A morbid American motif

The school shooting has become an American motif, a previously unthinkable option for the odd, the alienated and the spurned, a way to find voice through violence.

We had yet another one recently in Santa Fe, Texas, where a student killed 10 people and injured 13 others. After the shooting, Paige Curry, a student at the school, offered a chilling assessment of our current predication.

A television news reporter asked: "Was there a part of you that was like, 'This isn't real, this would not happen at my school?'"

Paige responded, shaking her head, an uncomfortable reflexive smile on her face that mocked the naïveté of the question: "No, there wasn't."

The reporter pressed: "Why so?"

Paige continued: "It's been happening everywhere. I've always kind of felt like eventually it was going to happen here too."

Schools across the country are preparing for this morbid eventuality. According to a 2015-16 Crime and Safety Survey by the National Center for Education Statistics, 92 percent of public schools have a written plan describing procedures to be performed in the event of an shooter.

According to Vox: "Since Columbine, 32 states have passed laws requiring schools to conduct lockdown drills or some form of emergency drill to keep students safe from intruders. Some states went even further after 20 children died in Newtown, Conn., in 2012. Now, six states require specific 'active shooter' drills each year."

These preparations--sheltering in place, ducking for cover, running for your life--have become a routine part of our children's educational experience. This is not normal and must never be accepted as such. Neither are these shootings normal. This is all insanity.

We have too many guns in this country, including too many based on combat weapons, and as a result we have too many shootings and deaths.

Many of us know this. We also know that legislators in Washington, as well as Donald Trump, are so beholden to the National Rifle Association that little to nothing will be done to stem the real problem: Guns and their availability.

Instead, politicians talk about tangential issues like the mentally ill, the hardening of soft targets like schools, and putting even more guns in people's hands, like the lunacy of arming teachers.

A main facet of Trump's campaign was the condemnation of violence in Chicago and what that said about the culture there.

As the Washington Post pointed out, Trump promised in his inauguration speech to end this "American carnage," but "gun deaths are up over 12 percent year-over-year. Firearm injuries are up nearly 8 percent. The number of children under the age of 12 shot by a gun has increased by 16 percent, while instances of defensive gun use are up nearly 30 percent." Yes, gun violence is actually on the rise.

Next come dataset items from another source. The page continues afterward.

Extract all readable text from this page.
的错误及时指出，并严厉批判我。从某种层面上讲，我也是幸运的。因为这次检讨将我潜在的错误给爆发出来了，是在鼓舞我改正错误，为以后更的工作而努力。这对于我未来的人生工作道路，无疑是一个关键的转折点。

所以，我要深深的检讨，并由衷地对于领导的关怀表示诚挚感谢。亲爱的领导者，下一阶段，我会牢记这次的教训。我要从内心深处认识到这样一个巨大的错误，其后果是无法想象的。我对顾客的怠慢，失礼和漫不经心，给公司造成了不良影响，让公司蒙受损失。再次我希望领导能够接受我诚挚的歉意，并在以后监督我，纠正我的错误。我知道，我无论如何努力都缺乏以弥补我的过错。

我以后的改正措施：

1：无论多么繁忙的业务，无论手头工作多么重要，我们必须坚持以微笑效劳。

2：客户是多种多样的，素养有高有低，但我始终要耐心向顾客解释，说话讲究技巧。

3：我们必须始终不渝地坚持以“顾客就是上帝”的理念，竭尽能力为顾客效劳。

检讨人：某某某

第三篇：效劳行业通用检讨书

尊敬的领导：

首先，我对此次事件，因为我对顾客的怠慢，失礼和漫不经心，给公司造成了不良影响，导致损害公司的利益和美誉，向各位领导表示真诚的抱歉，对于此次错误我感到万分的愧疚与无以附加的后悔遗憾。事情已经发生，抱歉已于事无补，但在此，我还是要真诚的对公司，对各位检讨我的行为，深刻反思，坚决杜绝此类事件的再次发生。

As Time magazine pointed out in November, "Firearm-related deaths rose for the second-straight year in 2016."

The magazine continued: "In 2016, there were more than 38,000 gun-related deaths in the U.S.--4,000 more than 2015, the new CDC report on preliminary mortality data shows. Most gun-related deaths--about two-thirds--in America are suicides, but an Associated Press analysis of FBI data shows there were about 11,000 gun-related homicides in 2016, up from 9,600 in 2015. The increase in gun-related deaths follows a nearly 15-year period of relative stasis."

Furthermore, according to an April FBI report: "The FBI has designated 50 shootings in 2016 and 2017 as active shooter incidents. Twenty incidents occurred in 2016, while 30 incidents occurred in 2017." The state with the largest number of those shooters--six--is, you guessed it, Texas.

But as politicians in Washington have made clear that they have no desire to address this issue, no desire to stand up to the NRA, no desire to stop treating these deaths as collateral damage, those seeking change must change tactics.

People seeking common-sense gun control must become single-issue voters on gun control. Support for more restrictions may not be the only reason to vote for a candidate, but it must be sufficient to vote against one.

We have to stop waiting for politicians to display courage and instead start to instill fear in them.

As an individual voter, you don't need to have a slate of reforms in mind. You only have to vote consistently for candidates who are committed to reviewing the issue and advancing smart, effective policy.

This is now about the long game. The NRA didn't amass its clout overnight, and the building of a contingent of politicians committed to gun control also won't come overnight. But it can, and indeed must, be done. Students like Paige shouldn't simply assume that one day a fellow student will show up with a gun and an appetite for death, and that there is nothing Washington is willing to do to prevent it.